Monday, 17 December 2012

I want my octal!

- or - Even poor standards are better than none

In this day and age, hardly anyone uses octal. Why bother? Hexadecimal works just fine... so does decimal. Why use octal? There are a VERY few places where it makes reasonable sense (Unix file permissions assign three bits to each of self, group, and others, so it makes sense to describe it as, for instance, 0644), but mostly it's just historical. In C and C-derived languages, a quoted string can have octal escapes in it - '\101' means 'A', '\040' means space.

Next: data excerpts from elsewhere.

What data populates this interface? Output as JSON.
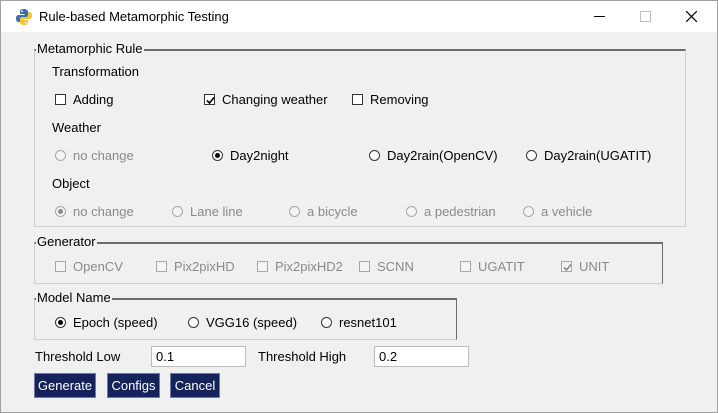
{
  "window": {
    "title": "Rule-based Metamorphic Testing"
  },
  "metamorphic_rule": {
    "legend": "Metamorphic Rule",
    "transformation": {
      "label": "Transformation",
      "options": [
        {
          "label": "Adding",
          "checked": false
        },
        {
          "label": "Changing weather",
          "checked": true
        },
        {
          "label": "Removing",
          "checked": false
        }
      ]
    },
    "weather": {
      "label": "Weather",
      "options": [
        {
          "label": "no change",
          "selected": false,
          "enabled": false
        },
        {
          "label": "Day2night",
          "selected": true,
          "enabled": true
        },
        {
          "label": "Day2rain(OpenCV)",
          "selected": false,
          "enabled": true
        },
        {
          "label": "Day2rain(UGATIT)",
          "selected": false,
          "enabled": true
        }
      ]
    },
    "object": {
      "label": "Object",
      "options": [
        {
          "label": "no change",
          "selected": true,
          "enabled": false
        },
        {
          "label": "Lane line",
          "selected": false,
          "enabled": false
        },
        {
          "label": "a bicycle",
          "selected": false,
          "enabled": false
        },
        {
          "label": "a pedestrian",
          "selected": false,
          "enabled": false
        },
        {
          "label": "a vehicle",
          "selected": false,
          "enabled": false
        }
      ]
    }
  },
  "generator": {
    "legend": "Generator",
    "options": [
      {
        "label": "OpenCV",
        "checked": false
      },
      {
        "label": "Pix2pixHD",
        "checked": false
      },
      {
        "label": "Pix2pixHD2",
        "checked": false
      },
      {
        "label": "SCNN",
        "checked": false
      },
      {
        "label": "UGATIT",
        "checked": false
      },
      {
        "label": "UNIT",
        "checked": true
      }
    ]
  },
  "model_name": {
    "legend": "Model Name",
    "options": [
      {
        "label": "Epoch (speed)",
        "selected": true
      },
      {
        "label": "VGG16 (speed)",
        "selected": false
      },
      {
        "label": "resnet101",
        "selected": false
      }
    ]
  },
  "threshold": {
    "low_label": "Threshold Low",
    "low_value": "0.1",
    "high_label": "Threshold High",
    "high_value": "0.2"
  },
  "buttons": {
    "generate": "Generate",
    "configs": "Configs",
    "cancel": "Cancel"
  },
  "colors": {
    "button_bg": "#15235a",
    "window_bg": "#f0f0f0",
    "disabled_text": "#8a8a8a"
  }
}
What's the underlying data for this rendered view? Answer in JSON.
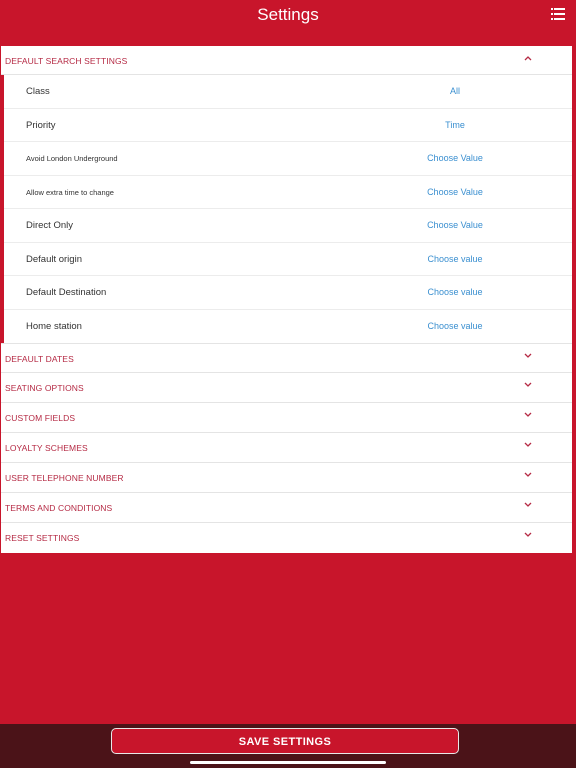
{
  "header": {
    "title": "Settings",
    "menu_icon": "list-icon"
  },
  "sections": [
    {
      "label": "DEFAULT SEARCH SETTINGS",
      "expanded": true,
      "items": [
        {
          "label": "Class",
          "value": "All"
        },
        {
          "label": "Priority",
          "value": "Time"
        },
        {
          "label": "Avoid London Underground",
          "value": "Choose Value"
        },
        {
          "label": "Allow extra time to change",
          "value": "Choose Value"
        },
        {
          "label": "Direct Only",
          "value": "Choose Value"
        },
        {
          "label": "Default origin",
          "value": "Choose value"
        },
        {
          "label": "Default Destination",
          "value": "Choose value"
        },
        {
          "label": "Home station",
          "value": "Choose value"
        }
      ]
    },
    {
      "label": "DEFAULT DATES",
      "expanded": false
    },
    {
      "label": "SEATING OPTIONS",
      "expanded": false
    },
    {
      "label": "CUSTOM FIELDS",
      "expanded": false
    },
    {
      "label": "LOYALTY SCHEMES",
      "expanded": false
    },
    {
      "label": "USER TELEPHONE NUMBER",
      "expanded": false
    },
    {
      "label": "TERMS AND CONDITIONS",
      "expanded": false
    },
    {
      "label": "RESET SETTINGS",
      "expanded": false
    }
  ],
  "footer": {
    "save_label": "SAVE SETTINGS"
  },
  "colors": {
    "brand": "#c8152b",
    "link": "#3a8fd0",
    "section_text": "#b52a44",
    "footer_bg": "#4b1318"
  }
}
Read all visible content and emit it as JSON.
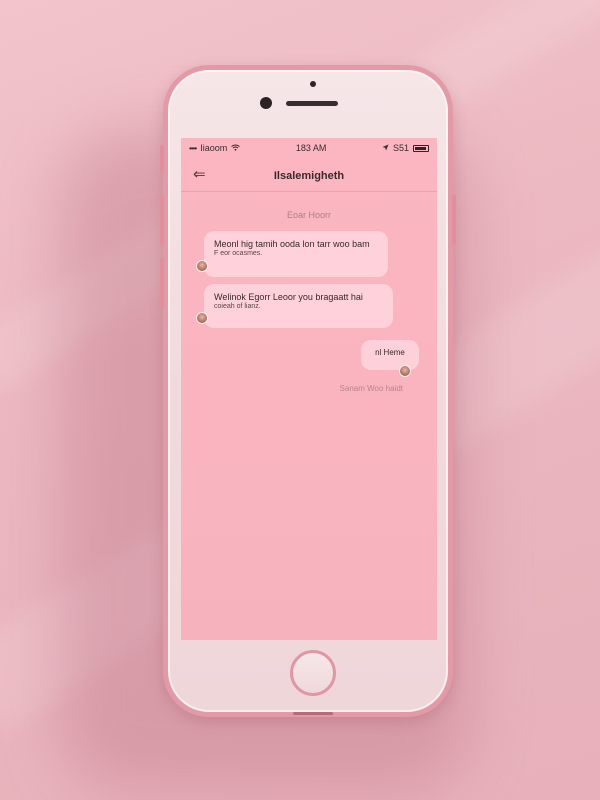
{
  "status_bar": {
    "carrier": "Iiaoom",
    "signal": "••••",
    "wifi_icon": "wifi-icon",
    "time": "183 AM",
    "location_icon": "location-arrow-icon",
    "battery_level": "S51"
  },
  "nav": {
    "back_icon": "back-arrow-icon",
    "title": "Ilsalemigheth"
  },
  "chat": {
    "date_label": "Eoar Hoorr",
    "messages": [
      {
        "line1": "Meonl hig tamih ooda lon tarr woo bam",
        "line2": "F eor ocasmes.",
        "sender": "incoming"
      },
      {
        "line1": "Welinok Egorr Leoor you bragaatt hai",
        "line2": "coieah of lianz.",
        "sender": "incoming"
      },
      {
        "line1": "nl Heme",
        "line2": "",
        "sender": "outgoing"
      }
    ],
    "read_receipt": "Sanam Woo haidt"
  },
  "colors": {
    "background": "#ecb8c1",
    "phone_frame": "#e49aa6",
    "screen": "#f9b4bf",
    "bubble": "#ffd6de"
  }
}
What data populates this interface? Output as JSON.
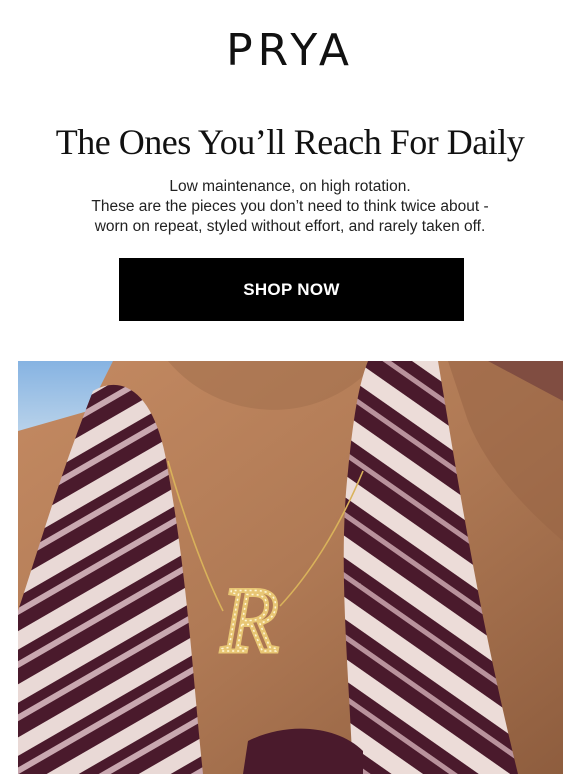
{
  "brand": {
    "logo_text": "PRYA"
  },
  "hero_section": {
    "headline": "The Ones You’ll Reach For Daily",
    "body_lines": [
      "Low maintenance, on high rotation.",
      "These are the pieces you don’t need to think twice about -",
      "worn on repeat, styled without effort, and rarely taken off."
    ],
    "cta_label": "SHOP NOW"
  },
  "hero_image": {
    "pendant_letter": "R"
  },
  "colors": {
    "text": "#111111",
    "cta_background": "#000000",
    "cta_text": "#ffffff",
    "skin": "#b07a55",
    "scarf": "#4a1a2c",
    "sky": "#8fb8e0",
    "gold": "#d9b25a"
  }
}
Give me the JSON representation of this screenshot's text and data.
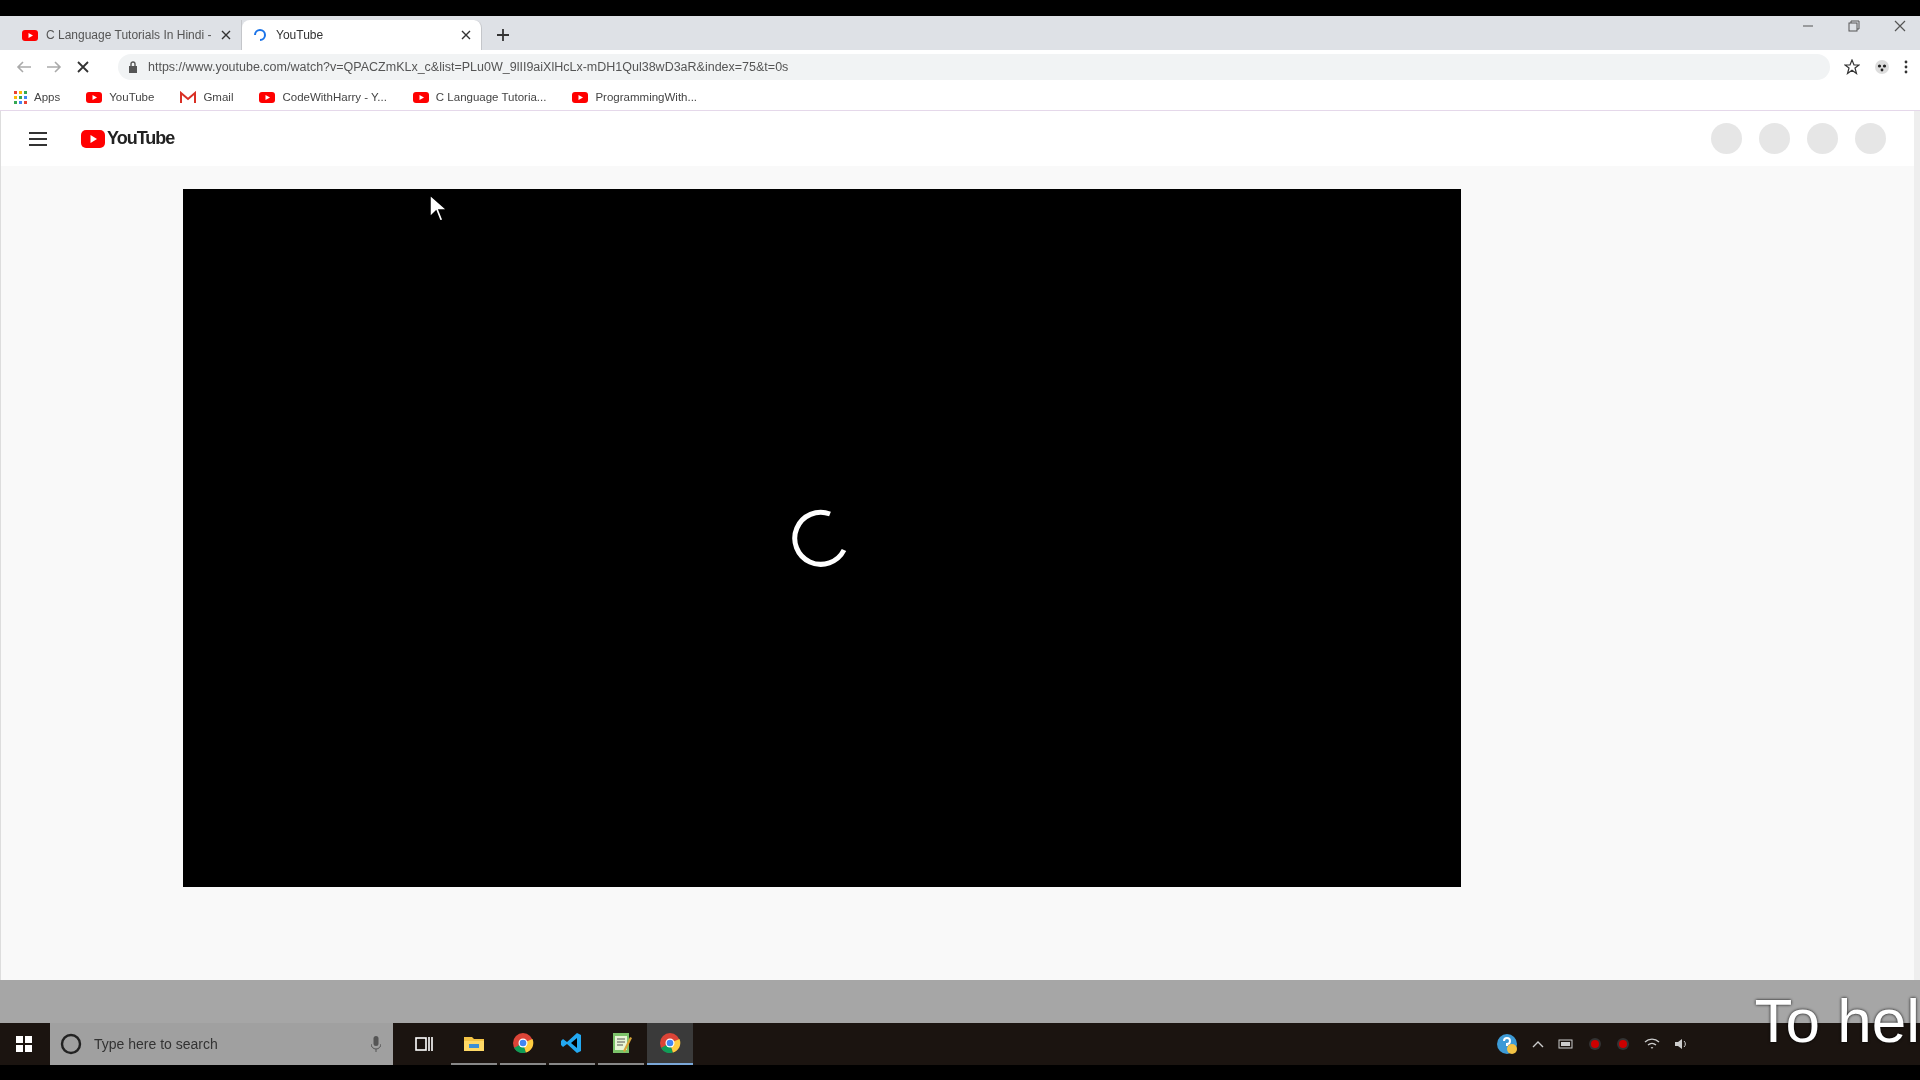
{
  "browser": {
    "tabs": [
      {
        "title": "C Language Tutorials In Hindi -",
        "selected": false,
        "loading": false
      },
      {
        "title": "YouTube",
        "selected": true,
        "loading": true
      }
    ],
    "address": "https://www.youtube.com/watch?v=QPACZmKLx_c&list=PLu0W_9lII9aiXlHcLx-mDH1Qul38wD3aR&index=75&t=0s",
    "bookmarks": [
      {
        "label": "Apps",
        "kind": "apps"
      },
      {
        "label": "YouTube",
        "kind": "youtube"
      },
      {
        "label": "Gmail",
        "kind": "gmail"
      },
      {
        "label": "CodeWithHarry - Y...",
        "kind": "youtube"
      },
      {
        "label": "C Language Tutoria...",
        "kind": "youtube"
      },
      {
        "label": "ProgrammingWith...",
        "kind": "youtube"
      }
    ]
  },
  "page": {
    "logo": "YouTube",
    "video": {
      "loading": true
    }
  },
  "taskbar": {
    "search": {
      "placeholder": "Type here to search"
    },
    "apps": [
      {
        "kind": "explorer",
        "running": true
      },
      {
        "kind": "chrome",
        "running": true
      },
      {
        "kind": "vscode",
        "running": true
      },
      {
        "kind": "notepad",
        "running": true
      },
      {
        "kind": "chrome",
        "running": true,
        "selected": true
      }
    ]
  },
  "caption": "To hel"
}
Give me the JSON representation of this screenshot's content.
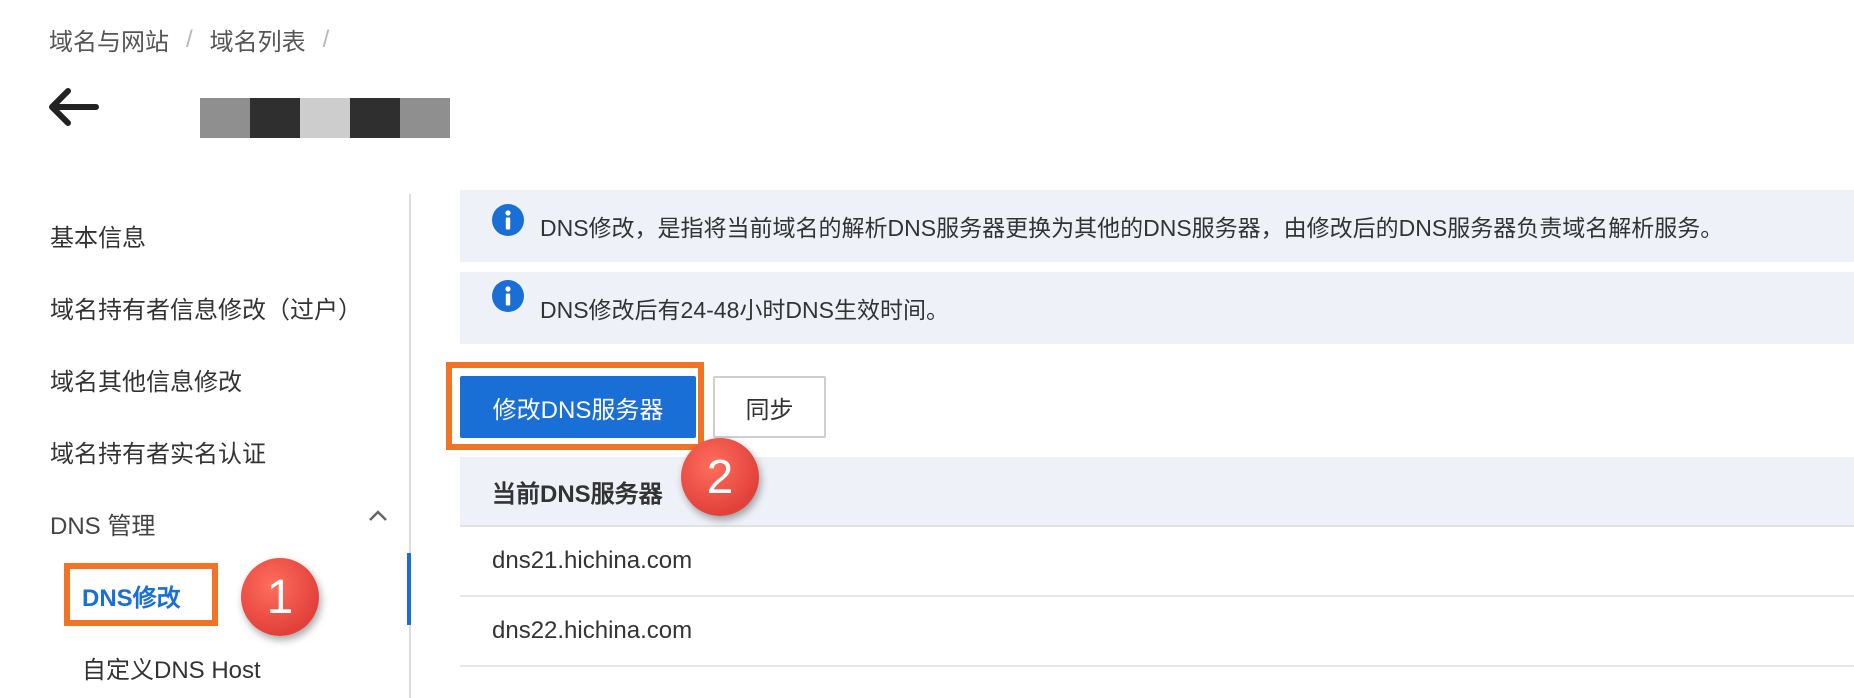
{
  "breadcrumb": [
    "域名与网站",
    "域名列表"
  ],
  "breadcrumb_sep": "/",
  "sidebar": {
    "items": [
      "基本信息",
      "域名持有者信息修改（过户）",
      "域名其他信息修改",
      "域名持有者实名认证"
    ],
    "group_label": "DNS 管理",
    "sub_items": [
      "DNS修改",
      "自定义DNS Host"
    ]
  },
  "notices": [
    "DNS修改，是指将当前域名的解析DNS服务器更换为其他的DNS服务器，由修改后的DNS服务器负责域名解析服务。",
    "DNS修改后有24-48小时DNS生效时间。"
  ],
  "buttons": {
    "modify": "修改DNS服务器",
    "sync": "同步"
  },
  "table": {
    "header": "当前DNS服务器",
    "rows": [
      "dns21.hichina.com",
      "dns22.hichina.com"
    ]
  },
  "steps": [
    "1",
    "2"
  ],
  "colors": {
    "accent": "#1a6fd6",
    "highlight": "#f27323",
    "step_badge": "#e2413a",
    "notice_bg": "#eef2f8"
  },
  "icons": {
    "back": "arrow-left-icon",
    "info": "info-icon",
    "group_toggle": "chevron-up-icon"
  }
}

But BIND works differently. In a TXT record, arbitrary binary can be stored (up to 255 characters per string, but multiple strings per record are permitted). Three-digit escape sequences are supported, using decimal. For example, this in the master file (note that that's a literal tab character in the second string):

test IN TXT "Hello,\032world\033" "\000\009 \255"

produces this dig output:

;; ANSWER SECTION: 3600 IN TXT "Hello, world!" "\000\009\009\255"

(For comparison, a C-style program would treat that string as "\0\t\t\377", as can be demonstrated using Pike's DNS resolver.)

BIND is the only system or language that I am aware of that uses decimal in this way. Had C never existed, it's probable that decimal would have been the better choice, but since C is ubiquitous, there's a VERY strong argument for consistency. Even Python, which often goes against the C heritage in order to improve code readability, has kept this. It's just not worth fighting human nature. Follow an established standard, even if it would be somewhat cleaner to do something different.

Of course, BIND can't change now. Its own backward compatibility is far more important than matching C. But it's likely to be something that will trip up many a C programmer for decades to come.